Тот повиновался, но выражение испуга и потерянности он сохранял все то время, какое провел в вагоне начподора. Фешкин, обязанности секретаря совмещавший с комендантскими, отвел ему свободное купе. С тем же страхом и ожиданием еще больших бед старик присел на плюшевое сиденье. «Металла не люблю...» — бормотал он на разные лады, и в его положении это была естественная реакция на пережитое. Он уже не слышал, как заходили в вагон начальники, как приводили под конвоем обожженного и напрасно арестованного машиниста, как дал ему стакан водки и яблоко Курилов и как в сопровождении той же охраны ушел начальник дистанции. Когда, перед рассветом, Курилов зашел в купе, старик спал.

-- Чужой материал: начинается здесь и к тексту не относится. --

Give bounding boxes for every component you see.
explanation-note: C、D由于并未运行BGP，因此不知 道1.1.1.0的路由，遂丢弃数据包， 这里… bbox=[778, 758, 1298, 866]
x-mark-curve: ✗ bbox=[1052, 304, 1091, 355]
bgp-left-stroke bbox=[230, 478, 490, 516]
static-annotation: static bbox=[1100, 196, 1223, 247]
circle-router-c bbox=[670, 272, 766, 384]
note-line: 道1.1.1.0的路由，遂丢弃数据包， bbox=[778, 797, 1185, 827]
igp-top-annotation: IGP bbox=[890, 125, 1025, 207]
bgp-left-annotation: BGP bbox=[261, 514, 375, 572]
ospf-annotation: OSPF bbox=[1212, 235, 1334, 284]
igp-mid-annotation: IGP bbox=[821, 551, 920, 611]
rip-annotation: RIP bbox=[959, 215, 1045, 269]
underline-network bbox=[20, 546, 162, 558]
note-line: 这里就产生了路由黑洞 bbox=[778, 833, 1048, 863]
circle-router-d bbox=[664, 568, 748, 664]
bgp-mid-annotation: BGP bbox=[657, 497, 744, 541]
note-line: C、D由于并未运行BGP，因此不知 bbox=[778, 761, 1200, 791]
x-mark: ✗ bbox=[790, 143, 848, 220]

Седой и не очень жалкий, он спал сидя. Щеки его, с младенчески розовой кожицей, лежали складочками на грубом воротнике плаща. Он напоминал что-то ботаническое, бестелесное, из семейства тайнобрачных, и в каких-то поворотах, наверно, даже просвечивал насквозь. Представлялось сущим издевательством всадить это хрупкое растеньице в брезентовый, на кокосовых пуговицах, балахон.

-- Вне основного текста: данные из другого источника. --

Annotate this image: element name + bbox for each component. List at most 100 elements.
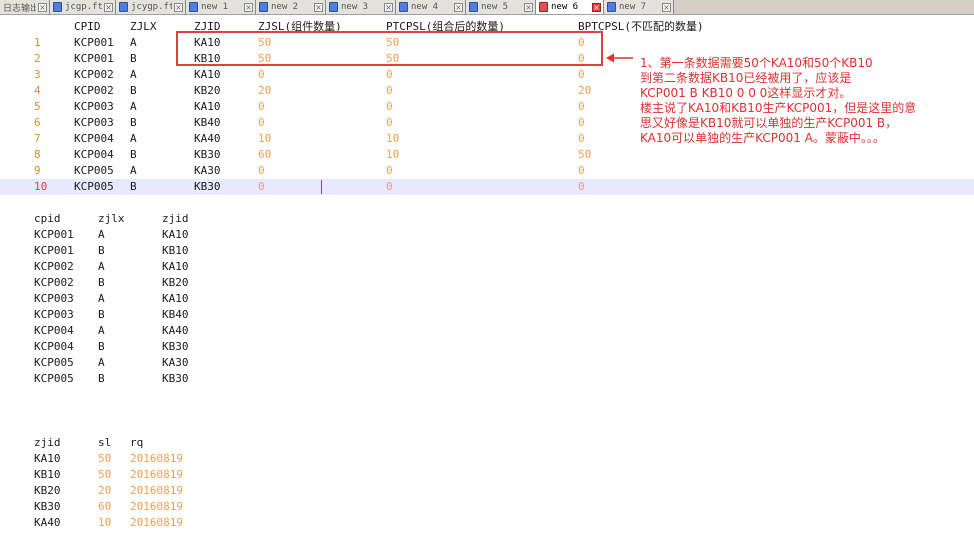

Он вскочил и, оглядевшись, мгновенно припомнил все события протекших суток. Брови его нахмурились; он склонил голову набочок, прислушиваясь. Под ногами глухо гудели моторы.
— Что это, мы едем? — высокомерно удивился он.
— Сидите, сидите...— ободрил его Курилов.— Мы трогаемся через две минуты.
Гражданин Похвиснев прищурил глаза, и нижняя губка его отпала вниз от негодования:
— Вы, кажется, решили захватить меня, э, с собой... как трофей ваших преуспеяний?
— Но вы же сами просили меня довезти вас до Черемшанска!..
— Простите, вы не давали мне досказать... Вы даже пригрозили скрутить мне руки! Я имел в виду выразить вам протест по поводу порядков на вашей дороге. Э, ваши пассажиры приезжают домой далеко не в полном виде... Э, их доставляют по частям! Это и называется мокрое дело. Но там сперва убивают, а потом берут деньги, а у вас наоборот! — Он схватился за шляпу и сделал паузу, чтобы сарказм его проник до самых недр ошеломленного начальника.— Нет, я не могу... я не рискую продолжать с вами путешествие. Когда-нибудь попозже, в урне... э, с удовольствием. Ну-ка пропустите меня!..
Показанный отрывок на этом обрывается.